June 3, 2016 at 2:28 pm
I am in the middle of claiming space from a table using DBCC CLEANTABLE (after dropping a variable length column from it ) . Its been running for more than 8 hrs. It has been claiming space but at a snails pace.
What is the impact of stopping the DBCC CLEANTABLE ? (i want to try it with a smaller row size and see if the pace picks up).
Appreciate your comments
June 3, 2016 at 8:54 pm
jude.pieries (6/3/2016)
I am in the middle of claiming space from a table using DBCC CLEANTABLE (after dropping a variable length column from it ) . Its been running for more than 8 hrs. It has been claiming space but at a snails pace.What is the impact of stopping the DBCC CLEANTABLE ? (i want to try it with a smaller row size and see if the pace picks up).
Appreciate your comments
What batch size did you use? If you didn't include a batch size or used a batch size of "0", then the whole thing will be done in a single transaction. That means excessive log file growth, which may be the thing slowing everything down.
And, if you didn't include a batch size or used a batch size of "0" and you stop it, then the whole thing will need to rollback, which could take longer than what you've already run.
[font="Arial Black"]From Books Online:[/font]
DBCC CLEANTABLE runs as one or more transactions. If a batch size is not specified, the command processes the whole table in one transaction and the table is exclusively locked during the operation. For some large tables, the length of the single transaction and the log space required may be too much. If a batch size is specified, the command runs in a series of transactions, each including the specified number of rows.
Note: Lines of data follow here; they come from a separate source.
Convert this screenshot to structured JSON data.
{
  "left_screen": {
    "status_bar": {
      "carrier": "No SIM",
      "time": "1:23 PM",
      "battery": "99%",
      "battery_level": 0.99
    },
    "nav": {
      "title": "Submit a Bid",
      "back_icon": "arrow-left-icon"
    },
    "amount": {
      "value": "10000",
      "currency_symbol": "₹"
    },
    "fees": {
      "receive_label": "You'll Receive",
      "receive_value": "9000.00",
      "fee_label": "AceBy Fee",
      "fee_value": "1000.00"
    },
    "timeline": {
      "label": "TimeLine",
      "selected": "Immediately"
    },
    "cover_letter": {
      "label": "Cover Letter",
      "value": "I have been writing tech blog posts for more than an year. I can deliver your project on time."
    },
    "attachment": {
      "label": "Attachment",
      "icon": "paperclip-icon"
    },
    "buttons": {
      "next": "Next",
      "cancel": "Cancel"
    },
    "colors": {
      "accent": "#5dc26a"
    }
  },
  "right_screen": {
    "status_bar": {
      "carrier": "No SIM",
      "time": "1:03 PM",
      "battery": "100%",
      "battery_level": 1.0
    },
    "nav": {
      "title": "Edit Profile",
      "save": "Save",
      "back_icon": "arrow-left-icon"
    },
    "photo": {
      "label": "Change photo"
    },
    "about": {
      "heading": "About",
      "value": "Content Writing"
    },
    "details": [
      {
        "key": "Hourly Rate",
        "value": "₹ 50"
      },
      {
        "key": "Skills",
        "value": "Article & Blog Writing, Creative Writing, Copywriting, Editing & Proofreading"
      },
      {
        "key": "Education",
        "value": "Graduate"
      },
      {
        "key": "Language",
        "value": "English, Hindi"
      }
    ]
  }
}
DBCC CLEANTABLE cannot be run as a transaction inside another transaction.
This operation is fully logged.
--Jeff Moden
Change is inevitable... Change for the better is not.
June 3, 2016 at 11:21 pm
HI
used a batch is of 10000 ,
So if i understand it correctly, if i stop the script it would rollback up to a max of 10000 ?
June 4, 2016 at 11:26 am
jude.pieries (6/3/2016)
HIused a batch is of 10000 ,
So if i understand it correctly, if i stop the script it would rollback up to a max of 10000 ?
Correct.
I guess I wouldn't use less than that and might actually try a larger batch size. My next step would be to try 200,000 and see what happens. I'd also make sure that my log file was properly setup for growth and being backed up, say, one every 5 minutes to keep it from going nuts.
--Jeff Moden
Change is inevitable... Change for the better is not.